Ismael Alonso
Problem: inner-system load balancing is an important part of computing in situations where which machines the clients connect to matters but the service should not degrade when load spikes. In these circumstances the system should effectively reallocate tasks to complete them in a timely manner.
Approach: centralized schemes don't scale well. Fully distributed schemes arrive at poor conclusions or take longer to get there [1] since, by nature, all parts of the system have to be synchronized. My solution was a hybrid: Hierarchical Load Banancing; a compromise between the two. In hierarchical there is delegation, but the decisions are centralized.

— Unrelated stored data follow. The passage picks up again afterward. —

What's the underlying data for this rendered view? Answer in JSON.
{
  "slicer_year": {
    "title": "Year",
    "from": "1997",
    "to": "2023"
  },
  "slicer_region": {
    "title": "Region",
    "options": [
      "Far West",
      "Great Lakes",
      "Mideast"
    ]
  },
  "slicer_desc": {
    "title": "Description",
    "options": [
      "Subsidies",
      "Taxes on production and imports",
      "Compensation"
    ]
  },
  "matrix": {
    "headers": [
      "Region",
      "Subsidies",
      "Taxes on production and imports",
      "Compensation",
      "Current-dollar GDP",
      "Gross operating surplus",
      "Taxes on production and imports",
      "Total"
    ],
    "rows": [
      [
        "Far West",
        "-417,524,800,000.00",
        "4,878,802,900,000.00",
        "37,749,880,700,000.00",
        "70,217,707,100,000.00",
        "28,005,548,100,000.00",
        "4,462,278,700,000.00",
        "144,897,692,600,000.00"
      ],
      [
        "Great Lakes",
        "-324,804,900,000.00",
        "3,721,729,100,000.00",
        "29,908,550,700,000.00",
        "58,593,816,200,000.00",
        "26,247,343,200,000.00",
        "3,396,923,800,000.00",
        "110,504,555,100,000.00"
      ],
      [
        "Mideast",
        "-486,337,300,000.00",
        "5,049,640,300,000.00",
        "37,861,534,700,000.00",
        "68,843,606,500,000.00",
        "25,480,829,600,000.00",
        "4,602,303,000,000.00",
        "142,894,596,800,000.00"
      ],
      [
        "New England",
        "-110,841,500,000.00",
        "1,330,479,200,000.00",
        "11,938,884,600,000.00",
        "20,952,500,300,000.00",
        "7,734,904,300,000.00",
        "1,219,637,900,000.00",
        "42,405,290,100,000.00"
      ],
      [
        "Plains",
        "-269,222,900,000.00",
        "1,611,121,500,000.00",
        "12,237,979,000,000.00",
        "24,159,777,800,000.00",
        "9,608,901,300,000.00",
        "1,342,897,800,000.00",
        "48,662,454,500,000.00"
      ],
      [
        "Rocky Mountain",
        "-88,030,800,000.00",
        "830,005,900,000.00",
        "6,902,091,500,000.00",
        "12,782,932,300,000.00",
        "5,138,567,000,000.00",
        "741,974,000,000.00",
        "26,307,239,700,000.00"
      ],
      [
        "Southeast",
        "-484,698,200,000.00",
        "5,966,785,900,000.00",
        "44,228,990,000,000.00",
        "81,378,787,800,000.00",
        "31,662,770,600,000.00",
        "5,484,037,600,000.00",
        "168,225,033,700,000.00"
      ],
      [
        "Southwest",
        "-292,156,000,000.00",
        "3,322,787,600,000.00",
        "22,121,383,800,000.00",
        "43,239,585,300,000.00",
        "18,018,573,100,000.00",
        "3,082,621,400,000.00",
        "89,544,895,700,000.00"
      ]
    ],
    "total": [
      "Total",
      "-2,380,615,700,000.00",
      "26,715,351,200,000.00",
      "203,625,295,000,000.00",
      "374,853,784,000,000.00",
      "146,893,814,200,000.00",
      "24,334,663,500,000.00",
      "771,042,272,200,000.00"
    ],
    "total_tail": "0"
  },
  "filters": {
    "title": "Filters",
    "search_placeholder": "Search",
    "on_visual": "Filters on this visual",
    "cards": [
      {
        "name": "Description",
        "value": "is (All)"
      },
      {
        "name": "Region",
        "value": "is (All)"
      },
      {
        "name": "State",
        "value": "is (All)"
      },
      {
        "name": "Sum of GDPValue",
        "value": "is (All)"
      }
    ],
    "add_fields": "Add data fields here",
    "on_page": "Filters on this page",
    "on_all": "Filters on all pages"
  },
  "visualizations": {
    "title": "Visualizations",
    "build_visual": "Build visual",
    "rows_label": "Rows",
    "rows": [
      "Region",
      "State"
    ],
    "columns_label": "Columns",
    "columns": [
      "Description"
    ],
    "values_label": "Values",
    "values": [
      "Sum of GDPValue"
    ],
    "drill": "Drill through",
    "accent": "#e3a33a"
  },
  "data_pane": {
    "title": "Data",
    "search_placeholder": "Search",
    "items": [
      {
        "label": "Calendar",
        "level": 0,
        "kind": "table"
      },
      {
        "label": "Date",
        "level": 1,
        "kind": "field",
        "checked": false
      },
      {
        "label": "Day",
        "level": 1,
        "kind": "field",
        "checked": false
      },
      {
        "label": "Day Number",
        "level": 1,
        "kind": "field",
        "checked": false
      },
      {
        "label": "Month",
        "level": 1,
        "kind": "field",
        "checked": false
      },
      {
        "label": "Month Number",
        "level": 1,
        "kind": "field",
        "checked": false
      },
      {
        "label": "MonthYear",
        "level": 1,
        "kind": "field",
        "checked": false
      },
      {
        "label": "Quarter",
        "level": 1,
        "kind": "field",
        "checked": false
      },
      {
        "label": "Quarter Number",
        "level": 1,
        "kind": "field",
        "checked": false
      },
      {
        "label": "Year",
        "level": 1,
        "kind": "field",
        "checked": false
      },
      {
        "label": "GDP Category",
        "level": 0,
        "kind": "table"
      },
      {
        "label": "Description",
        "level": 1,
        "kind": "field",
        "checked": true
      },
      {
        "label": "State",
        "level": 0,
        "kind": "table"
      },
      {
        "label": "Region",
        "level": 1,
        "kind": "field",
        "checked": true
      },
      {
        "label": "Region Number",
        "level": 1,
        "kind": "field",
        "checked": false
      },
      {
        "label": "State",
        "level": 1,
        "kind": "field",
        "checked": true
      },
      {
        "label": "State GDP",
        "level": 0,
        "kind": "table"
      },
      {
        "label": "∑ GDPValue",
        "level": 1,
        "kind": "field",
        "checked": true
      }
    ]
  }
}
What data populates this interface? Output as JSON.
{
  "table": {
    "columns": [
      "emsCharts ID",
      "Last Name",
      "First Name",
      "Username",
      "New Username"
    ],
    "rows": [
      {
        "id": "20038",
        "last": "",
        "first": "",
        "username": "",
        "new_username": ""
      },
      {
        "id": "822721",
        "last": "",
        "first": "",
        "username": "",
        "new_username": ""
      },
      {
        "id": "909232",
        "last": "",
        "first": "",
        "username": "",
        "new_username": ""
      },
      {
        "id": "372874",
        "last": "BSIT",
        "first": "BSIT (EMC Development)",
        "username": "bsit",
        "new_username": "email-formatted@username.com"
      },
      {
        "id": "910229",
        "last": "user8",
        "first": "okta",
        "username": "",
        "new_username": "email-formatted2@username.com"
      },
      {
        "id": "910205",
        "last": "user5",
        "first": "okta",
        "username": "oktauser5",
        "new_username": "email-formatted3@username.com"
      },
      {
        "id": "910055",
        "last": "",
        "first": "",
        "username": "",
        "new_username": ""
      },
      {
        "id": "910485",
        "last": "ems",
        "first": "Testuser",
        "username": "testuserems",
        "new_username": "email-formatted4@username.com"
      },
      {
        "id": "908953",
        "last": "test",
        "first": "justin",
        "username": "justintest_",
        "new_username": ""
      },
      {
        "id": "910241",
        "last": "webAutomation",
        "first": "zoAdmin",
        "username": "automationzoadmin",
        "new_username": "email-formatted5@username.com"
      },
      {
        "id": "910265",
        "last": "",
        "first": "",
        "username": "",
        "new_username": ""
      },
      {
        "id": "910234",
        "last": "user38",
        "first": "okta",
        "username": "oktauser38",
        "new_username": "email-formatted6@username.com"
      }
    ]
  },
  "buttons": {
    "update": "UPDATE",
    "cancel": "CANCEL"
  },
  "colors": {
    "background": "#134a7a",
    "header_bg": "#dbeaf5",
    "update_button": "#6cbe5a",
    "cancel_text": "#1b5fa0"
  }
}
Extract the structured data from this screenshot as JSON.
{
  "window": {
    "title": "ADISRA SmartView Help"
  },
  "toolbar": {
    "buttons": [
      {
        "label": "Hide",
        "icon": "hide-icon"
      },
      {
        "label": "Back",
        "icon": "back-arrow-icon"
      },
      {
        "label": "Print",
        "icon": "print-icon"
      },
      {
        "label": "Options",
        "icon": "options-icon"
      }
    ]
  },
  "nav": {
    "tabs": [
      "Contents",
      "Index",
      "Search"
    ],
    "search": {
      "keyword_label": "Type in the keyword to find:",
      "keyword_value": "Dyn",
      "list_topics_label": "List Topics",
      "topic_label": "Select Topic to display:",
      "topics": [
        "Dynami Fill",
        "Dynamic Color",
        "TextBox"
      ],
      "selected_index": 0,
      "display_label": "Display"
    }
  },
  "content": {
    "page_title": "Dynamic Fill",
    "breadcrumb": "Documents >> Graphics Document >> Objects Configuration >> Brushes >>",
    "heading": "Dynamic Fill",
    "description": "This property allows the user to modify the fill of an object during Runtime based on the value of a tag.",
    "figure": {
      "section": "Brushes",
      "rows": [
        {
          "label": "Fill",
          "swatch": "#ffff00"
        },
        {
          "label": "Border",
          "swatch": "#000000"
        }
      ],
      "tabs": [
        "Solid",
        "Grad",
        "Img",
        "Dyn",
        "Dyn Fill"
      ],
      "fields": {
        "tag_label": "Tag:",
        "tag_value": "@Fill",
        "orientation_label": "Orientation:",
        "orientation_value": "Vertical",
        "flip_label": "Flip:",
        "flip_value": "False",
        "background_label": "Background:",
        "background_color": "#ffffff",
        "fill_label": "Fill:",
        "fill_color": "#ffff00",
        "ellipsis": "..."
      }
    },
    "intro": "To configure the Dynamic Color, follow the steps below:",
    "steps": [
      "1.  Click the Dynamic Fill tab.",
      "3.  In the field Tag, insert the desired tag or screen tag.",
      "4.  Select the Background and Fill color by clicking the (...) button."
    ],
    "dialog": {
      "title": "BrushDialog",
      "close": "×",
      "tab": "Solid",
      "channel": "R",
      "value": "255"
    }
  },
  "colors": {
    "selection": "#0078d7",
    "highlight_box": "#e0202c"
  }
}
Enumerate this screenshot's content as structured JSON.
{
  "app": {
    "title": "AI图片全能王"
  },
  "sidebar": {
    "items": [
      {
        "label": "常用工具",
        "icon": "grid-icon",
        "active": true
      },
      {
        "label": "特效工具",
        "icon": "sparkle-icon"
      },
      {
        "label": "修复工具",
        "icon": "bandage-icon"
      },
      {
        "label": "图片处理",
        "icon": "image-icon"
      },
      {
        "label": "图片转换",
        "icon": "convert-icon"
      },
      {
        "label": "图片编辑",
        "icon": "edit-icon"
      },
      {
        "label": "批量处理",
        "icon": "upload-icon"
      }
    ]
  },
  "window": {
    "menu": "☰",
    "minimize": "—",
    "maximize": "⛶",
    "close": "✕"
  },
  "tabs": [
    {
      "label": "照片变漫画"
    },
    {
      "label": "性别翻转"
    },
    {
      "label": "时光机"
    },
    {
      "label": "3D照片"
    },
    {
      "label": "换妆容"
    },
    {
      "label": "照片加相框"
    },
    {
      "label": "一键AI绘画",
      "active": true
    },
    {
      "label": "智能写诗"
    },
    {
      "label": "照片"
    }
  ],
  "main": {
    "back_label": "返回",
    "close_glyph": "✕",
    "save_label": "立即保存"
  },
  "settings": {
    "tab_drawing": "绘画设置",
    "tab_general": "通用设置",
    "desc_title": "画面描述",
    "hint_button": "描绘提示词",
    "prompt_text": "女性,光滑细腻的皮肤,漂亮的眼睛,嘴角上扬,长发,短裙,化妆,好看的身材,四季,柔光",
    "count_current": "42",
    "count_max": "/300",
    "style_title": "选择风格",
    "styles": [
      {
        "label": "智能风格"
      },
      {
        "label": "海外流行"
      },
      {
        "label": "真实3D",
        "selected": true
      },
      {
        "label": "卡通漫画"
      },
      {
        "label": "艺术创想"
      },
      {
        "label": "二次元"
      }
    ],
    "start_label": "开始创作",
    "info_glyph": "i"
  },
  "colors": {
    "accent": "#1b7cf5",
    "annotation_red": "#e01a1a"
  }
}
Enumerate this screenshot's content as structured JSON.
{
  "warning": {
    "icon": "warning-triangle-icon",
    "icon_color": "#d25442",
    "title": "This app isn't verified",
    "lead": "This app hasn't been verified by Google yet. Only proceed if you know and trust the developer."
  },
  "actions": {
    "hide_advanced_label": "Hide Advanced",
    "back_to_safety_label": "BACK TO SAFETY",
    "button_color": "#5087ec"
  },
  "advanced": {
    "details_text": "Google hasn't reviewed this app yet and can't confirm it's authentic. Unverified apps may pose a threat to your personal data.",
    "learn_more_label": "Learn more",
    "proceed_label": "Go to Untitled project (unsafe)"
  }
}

Most of the work I did was based in ref #1. Whereas the paper was quite non-specific, there were a number of ideas that helped me throughout the development of the project. Some of these include the way the hierarchy is built and the way the nodes interact with each other in it. The authors provide hints on how load data is collected and how job information is passed around during balancing events, but they do leave a lot to the imagination. In part, I had to think about how to structure the data so that no relevant information was lost at any step while still aggregating it. They never talked about all the metadata nodes had to keep to make deaggregation, a vital part to make the system work, possible... although they did perform a memory footprint analysis. Finally, they mentioned jobs aren't passed around during balancing, which makes sense if the inputs get large. They talk about how job transfers are somehow represented, but they don't say what that representaiton was. In short, the story of this project was one of discovery; realizing the need to go back to the drawing board because unforeseen problems present themselves.
Results: the outcome of this project is a product that demonstrates hierarchical load balancing in a single machine. The product is 90% ready to actually be deployed to a cluster, as it uses sockets for communication and controllers can spawn as many nodes as desired locally.